P.S. 172, the Beacon School of Excellence, in Sunset Park, lived up to its name this past year.
According to New York City Department of Education, 81.5 percent of fourth grade students at P.S. 172 passed the statewide English language arts exam (ELA), and 100 percent passed the math exam, an achievement which placed the school squarely among the top elementary schools across New York City, with a student population that includes 29 percent special needs students and 29 percent English Language Learners.
Jack Spatola, the school’s principal, told the paper that he is pleased with the recent numbers and commitment by everyone involved. “It feels great. It reflects that we are making a big difference and that there is an incredible opportunity to feel good about what we as teachers and parents are doing to prepare the kids for being successful in school and hopefully eventually in life,” he said.
According to Spatola, the school excels in catering to individual needs. “We track each individual’s performance in different subject matters, like language arts, math and science, then reflect on the structure in order to learn each individual student’s style, needs and strengths and make a decision with what needs to be done going forward,” he said. “As we teach, we look at students’ participation verbally, in writing and in problem solving.”
The principal attributes the high scores to catering to students of all skill sets. “When you know the student’s standards, you aim to go beyond what’s expected,” he said. “We want to challenge them to get to the next level as well as help students struggling to meet standards.”
With P.S. 172’s practices, every one of its classes is made up of a heterogeneous group of students, according to Spatola. “You have the highest achievers as well as those that need support,” he said. “The school holds mini lessons for small groups of students. They are selected to work with intervention teachers. It’s a team approach.”
Faculty also strives to stay away from creating labels. “We look at the individual student and provide the support he or she needs to get to next level. That’s what individualism is,” said Spatola.

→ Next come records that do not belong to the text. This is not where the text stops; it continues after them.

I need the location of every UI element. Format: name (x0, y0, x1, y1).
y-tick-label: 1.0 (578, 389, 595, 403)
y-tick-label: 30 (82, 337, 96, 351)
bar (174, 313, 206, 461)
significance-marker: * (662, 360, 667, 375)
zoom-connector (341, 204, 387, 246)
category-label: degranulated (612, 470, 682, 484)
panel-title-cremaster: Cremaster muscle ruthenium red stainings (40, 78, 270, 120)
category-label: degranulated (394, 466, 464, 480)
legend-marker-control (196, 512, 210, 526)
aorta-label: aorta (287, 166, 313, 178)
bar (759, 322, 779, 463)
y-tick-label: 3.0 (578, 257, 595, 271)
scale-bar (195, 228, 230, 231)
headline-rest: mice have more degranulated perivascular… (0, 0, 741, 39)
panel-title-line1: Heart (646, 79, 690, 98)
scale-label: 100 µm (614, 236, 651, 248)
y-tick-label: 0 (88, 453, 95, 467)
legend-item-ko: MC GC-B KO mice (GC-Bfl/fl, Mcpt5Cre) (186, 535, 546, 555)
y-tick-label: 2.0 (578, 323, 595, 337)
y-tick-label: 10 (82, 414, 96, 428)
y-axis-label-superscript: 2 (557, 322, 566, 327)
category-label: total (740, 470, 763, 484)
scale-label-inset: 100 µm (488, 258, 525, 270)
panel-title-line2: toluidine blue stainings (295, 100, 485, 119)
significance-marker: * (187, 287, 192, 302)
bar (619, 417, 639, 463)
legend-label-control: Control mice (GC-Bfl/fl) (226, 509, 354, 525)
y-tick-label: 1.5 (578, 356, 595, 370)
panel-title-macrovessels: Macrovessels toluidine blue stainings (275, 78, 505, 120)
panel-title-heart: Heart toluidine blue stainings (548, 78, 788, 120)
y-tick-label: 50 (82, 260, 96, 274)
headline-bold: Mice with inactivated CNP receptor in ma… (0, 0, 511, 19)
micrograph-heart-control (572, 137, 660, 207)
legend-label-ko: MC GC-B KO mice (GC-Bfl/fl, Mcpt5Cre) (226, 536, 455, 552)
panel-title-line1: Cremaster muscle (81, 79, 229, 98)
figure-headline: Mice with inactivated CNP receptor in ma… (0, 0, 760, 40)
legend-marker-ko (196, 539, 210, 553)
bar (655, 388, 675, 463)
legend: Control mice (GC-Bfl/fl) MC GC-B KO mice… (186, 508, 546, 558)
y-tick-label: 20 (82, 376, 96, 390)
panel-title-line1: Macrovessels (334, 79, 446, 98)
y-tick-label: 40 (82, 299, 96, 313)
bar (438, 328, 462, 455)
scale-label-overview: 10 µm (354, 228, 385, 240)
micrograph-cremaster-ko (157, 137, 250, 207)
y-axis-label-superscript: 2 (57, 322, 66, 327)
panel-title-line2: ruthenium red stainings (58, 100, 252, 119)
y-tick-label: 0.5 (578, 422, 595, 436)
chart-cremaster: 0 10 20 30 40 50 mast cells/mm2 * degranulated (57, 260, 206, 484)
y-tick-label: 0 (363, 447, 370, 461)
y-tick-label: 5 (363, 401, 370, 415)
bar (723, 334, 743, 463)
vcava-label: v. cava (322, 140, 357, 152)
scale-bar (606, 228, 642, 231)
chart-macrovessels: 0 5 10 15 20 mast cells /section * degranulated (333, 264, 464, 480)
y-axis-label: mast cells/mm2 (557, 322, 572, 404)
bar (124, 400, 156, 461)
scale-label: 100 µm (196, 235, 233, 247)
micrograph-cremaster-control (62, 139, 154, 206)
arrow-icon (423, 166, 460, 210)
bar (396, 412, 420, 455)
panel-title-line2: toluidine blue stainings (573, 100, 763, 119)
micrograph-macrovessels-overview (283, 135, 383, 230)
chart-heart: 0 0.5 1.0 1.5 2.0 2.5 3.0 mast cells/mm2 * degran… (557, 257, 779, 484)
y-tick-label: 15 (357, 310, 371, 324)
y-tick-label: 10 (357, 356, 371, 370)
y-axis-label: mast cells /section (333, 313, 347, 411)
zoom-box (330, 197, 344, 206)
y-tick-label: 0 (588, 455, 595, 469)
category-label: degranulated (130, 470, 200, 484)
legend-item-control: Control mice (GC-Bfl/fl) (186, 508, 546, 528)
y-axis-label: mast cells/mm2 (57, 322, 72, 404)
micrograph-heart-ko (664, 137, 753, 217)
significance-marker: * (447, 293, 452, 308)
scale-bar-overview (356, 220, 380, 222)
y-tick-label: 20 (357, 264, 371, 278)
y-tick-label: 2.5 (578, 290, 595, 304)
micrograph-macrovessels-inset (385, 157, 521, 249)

In general, the students spend 30 minutes with each teacher at the beginning of the year and discuss what specific area they need to work on in order for them to be more effective. “All this is derived from data from students,” Spatola said. In addition, he said, “Every two months, every student goes through an Education Improvement Plan where we identify two areas of skills that the child needs to focus on and we as teachers devise an action plan. Within two months, not a year, we want to get them to the expected milestone.”
The school’s latest achievement is no surprise to Spatola. “We’ve been at the very top for more than 20 years,” he said. “Our profile is a neighborhood school in an urban setting. There’s nothing that distinct from another public school. I’m proud of the type of effort of work and education true professionals are embracing in order to get the best results.”
P.S. 172 is located at 825 Fourth Avenue.